Des Weiteren erachtet Bock-Formular es für wichtig, die Leitungskapazitäten in Baden-Württemberg sukzessive weiter auszubauen. Mit der Entscheidung, die Bundesmittel des Gute-Kita-Gesetzes für qualitative Maßnahmen einzusetzen, hat die Landesregierung gute Schritte unternommen und unter anderem sechs Stunden Leitungszeit zur Erfüllung pädagogischer Kernaufgaben für jede Kita vorgesehen. Ab der zweiten Gruppe kommen zusätzliche zwei Stunden pro Gruppe dazu. Das kann auch nach Ansicht der GEW nur ein erster Schritt sein.
Nach Auswertung der Daten warnt die Bertelsmann-Stiftung Baden-Württemberg davor, Ausbildungen unterhalb des Erzieher*innenniveaus auszubauen.

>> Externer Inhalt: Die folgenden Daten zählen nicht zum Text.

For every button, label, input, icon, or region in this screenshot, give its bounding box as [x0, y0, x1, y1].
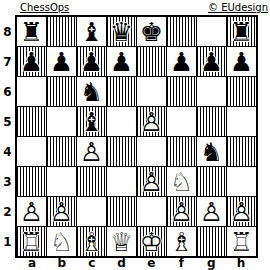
white-pawn-a2: ♟♙	[17, 197, 46, 226]
white-knight-b1: ♞♘	[47, 227, 76, 256]
square-d4[interactable]	[107, 137, 136, 166]
file-label-c: c	[77, 257, 107, 270]
square-c3[interactable]	[77, 167, 106, 196]
square-b7[interactable]: ♟	[47, 47, 76, 76]
piece-outline: ♖	[17, 227, 46, 256]
black-knight-g4: ♞	[197, 137, 226, 166]
rank-label-2: 2	[0, 197, 15, 227]
white-king-e1: ♚♔	[137, 227, 166, 256]
square-g1[interactable]	[197, 227, 226, 256]
square-d5[interactable]	[107, 107, 136, 136]
chess-board: ♜♝♛♚♜♟♟♟♟♟♟♟♞♝♟♙♟♙♞♟♙♞♘♟♙♟♙♟♙♟♙♟♙♜♖♞♘♝♗♛…	[17, 17, 256, 256]
piece-fill: ♟	[227, 197, 256, 226]
square-f3[interactable]: ♞♘	[167, 167, 196, 196]
piece-fill: ♝	[77, 227, 106, 256]
black-pawn-b7: ♟	[47, 47, 76, 76]
white-pawn-b2: ♟♙	[47, 197, 76, 226]
square-h6[interactable]	[227, 77, 256, 106]
square-h4[interactable]	[227, 137, 256, 166]
square-f4[interactable]	[167, 137, 196, 166]
piece-outline: ♙	[47, 197, 76, 226]
black-knight-c6: ♞	[77, 77, 106, 106]
square-f7[interactable]: ♟	[167, 47, 196, 76]
white-pawn-e5: ♟♙	[137, 107, 166, 136]
square-c8[interactable]: ♝	[77, 17, 106, 46]
piece-fill: ♟	[137, 167, 166, 196]
square-g8[interactable]	[197, 17, 226, 46]
square-c4[interactable]: ♟♙	[77, 137, 106, 166]
file-label-d: d	[107, 257, 137, 270]
piece-fill: ♚	[137, 227, 166, 256]
square-d8[interactable]: ♛	[107, 17, 136, 46]
black-pawn-f7: ♟	[167, 47, 196, 76]
white-pawn-g2: ♟♙	[197, 197, 226, 226]
white-bishop-f1: ♝♗	[167, 227, 196, 256]
square-b3[interactable]	[47, 167, 76, 196]
black-pawn-h7: ♟	[227, 47, 256, 76]
rank-label-1: 1	[0, 227, 15, 257]
white-pawn-c4: ♟♙	[77, 137, 106, 166]
black-pawn-c7: ♟	[77, 47, 106, 76]
piece-fill: ♟	[197, 197, 226, 226]
square-d6[interactable]	[107, 77, 136, 106]
piece-outline: ♙	[137, 167, 166, 196]
piece-fill: ♜	[17, 227, 46, 256]
square-a5[interactable]	[17, 107, 46, 136]
square-b8[interactable]	[47, 17, 76, 46]
white-queen-d1: ♛♕	[107, 227, 136, 256]
square-e3[interactable]: ♟♙	[137, 167, 166, 196]
square-c7[interactable]: ♟	[77, 47, 106, 76]
white-bishop-c1: ♝♗	[77, 227, 106, 256]
piece-fill: ♟	[167, 197, 196, 226]
square-a3[interactable]	[17, 167, 46, 196]
square-e7[interactable]	[137, 47, 166, 76]
piece-outline: ♘	[167, 167, 196, 196]
black-bishop-c5: ♝	[77, 107, 106, 136]
black-rook-a8: ♜	[17, 17, 46, 46]
square-d2[interactable]	[107, 197, 136, 226]
square-a6[interactable]	[17, 77, 46, 106]
square-f2[interactable]: ♟♙	[167, 197, 196, 226]
black-rook-h8: ♜	[227, 17, 256, 46]
square-h7[interactable]: ♟	[227, 47, 256, 76]
square-c6[interactable]: ♞	[77, 77, 106, 106]
square-c2[interactable]	[77, 197, 106, 226]
square-b5[interactable]	[47, 107, 76, 136]
white-knight-f3: ♞♘	[167, 167, 196, 196]
piece-fill: ♟	[17, 197, 46, 226]
square-h8[interactable]: ♜	[227, 17, 256, 46]
square-h2[interactable]: ♟♙	[227, 197, 256, 226]
square-e6[interactable]	[137, 77, 166, 106]
square-h5[interactable]	[227, 107, 256, 136]
square-g7[interactable]: ♟	[197, 47, 226, 76]
square-f1[interactable]: ♝♗	[167, 227, 196, 256]
square-a8[interactable]: ♜	[17, 17, 46, 46]
square-g6[interactable]	[197, 77, 226, 106]
square-h3[interactable]	[227, 167, 256, 196]
rank-label-6: 6	[0, 77, 15, 107]
square-a2[interactable]: ♟♙	[17, 197, 46, 226]
piece-fill: ♜	[227, 227, 256, 256]
rank-labels: 87654321	[0, 17, 15, 257]
rank-label-7: 7	[0, 47, 15, 77]
square-g3[interactable]	[197, 167, 226, 196]
chessops-diagram: ChessOps © EUdesign 87654321 ♜♝♛♚♜♟♟♟♟♟♟…	[0, 0, 270, 270]
rank-label-8: 8	[0, 17, 15, 47]
square-e4[interactable]	[137, 137, 166, 166]
square-b6[interactable]	[47, 77, 76, 106]
app-title[interactable]: ChessOps	[20, 1, 69, 14]
piece-outline: ♙	[137, 107, 166, 136]
file-label-b: b	[47, 257, 77, 270]
board-frame: ♜♝♛♚♜♟♟♟♟♟♟♟♞♝♟♙♟♙♞♟♙♞♘♟♙♟♙♟♙♟♙♟♙♜♖♞♘♝♗♛…	[15, 15, 258, 258]
white-pawn-e3: ♟♙	[137, 167, 166, 196]
square-e5[interactable]: ♟♙	[137, 107, 166, 136]
file-label-h: h	[226, 257, 256, 270]
file-label-a: a	[17, 257, 47, 270]
rank-label-5: 5	[0, 107, 15, 137]
piece-outline: ♗	[77, 227, 106, 256]
black-pawn-g7: ♟	[197, 47, 226, 76]
black-queen-d8: ♛	[107, 17, 136, 46]
square-d7[interactable]: ♟	[107, 47, 136, 76]
square-e2[interactable]	[137, 197, 166, 226]
file-labels: abcdefgh	[17, 257, 256, 270]
piece-fill: ♛	[107, 227, 136, 256]
square-g2[interactable]: ♟♙	[197, 197, 226, 226]
black-bishop-c8: ♝	[77, 17, 106, 46]
square-h1[interactable]: ♜♖	[227, 227, 256, 256]
piece-outline: ♘	[47, 227, 76, 256]
square-g4[interactable]: ♞	[197, 137, 226, 166]
square-g5[interactable]	[197, 107, 226, 136]
square-e1[interactable]: ♚♔	[137, 227, 166, 256]
square-a4[interactable]	[17, 137, 46, 166]
black-king-e8: ♚	[137, 17, 166, 46]
square-a7[interactable]: ♟	[17, 47, 46, 76]
piece-outline: ♕	[107, 227, 136, 256]
piece-outline: ♙	[197, 197, 226, 226]
credit-link[interactable]: © EUdesign	[208, 1, 268, 14]
black-pawn-a7: ♟	[17, 47, 46, 76]
piece-fill: ♟	[47, 197, 76, 226]
file-label-f: f	[166, 257, 196, 270]
square-d1[interactable]: ♛♕	[107, 227, 136, 256]
square-e8[interactable]: ♚	[137, 17, 166, 46]
piece-fill: ♟	[137, 107, 166, 136]
piece-fill: ♞	[47, 227, 76, 256]
square-f6[interactable]	[167, 77, 196, 106]
square-b4[interactable]	[47, 137, 76, 166]
piece-fill: ♝	[167, 227, 196, 256]
file-label-e: e	[137, 257, 167, 270]
piece-fill: ♟	[77, 137, 106, 166]
piece-outline: ♗	[167, 227, 196, 256]
square-c1[interactable]: ♝♗	[77, 227, 106, 256]
black-pawn-d7: ♟	[107, 47, 136, 76]
piece-outline: ♙	[17, 197, 46, 226]
piece-fill: ♞	[167, 167, 196, 196]
square-d3[interactable]	[107, 167, 136, 196]
piece-outline: ♙	[227, 197, 256, 226]
white-rook-h1: ♜♖	[227, 227, 256, 256]
square-a1[interactable]: ♜♖	[17, 227, 46, 256]
square-c5[interactable]: ♝	[77, 107, 106, 136]
square-f8[interactable]	[167, 17, 196, 46]
file-label-g: g	[196, 257, 226, 270]
white-rook-a1: ♜♖	[17, 227, 46, 256]
square-b1[interactable]: ♞♘	[47, 227, 76, 256]
white-pawn-h2: ♟♙	[227, 197, 256, 226]
square-b2[interactable]: ♟♙	[47, 197, 76, 226]
square-f5[interactable]	[167, 107, 196, 136]
piece-outline: ♙	[167, 197, 196, 226]
rank-label-4: 4	[0, 137, 15, 167]
piece-outline: ♔	[137, 227, 166, 256]
piece-outline: ♖	[227, 227, 256, 256]
rank-label-3: 3	[0, 167, 15, 197]
white-pawn-f2: ♟♙	[167, 197, 196, 226]
piece-outline: ♙	[77, 137, 106, 166]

Die GEW findet diese Hinweise richtig und appelliert an die Landespolitik, in die Höherqualifizierung von Fachkräften zu investieren, statt ein neu beschlossenes Direkteinsteigerprogramm zu verfolgen. Außerdem sollte die Landesregierung dringend das Modellprojekt „Praxisintegrierte Kinderpfleger*innen-Ausbildung“ überdenken.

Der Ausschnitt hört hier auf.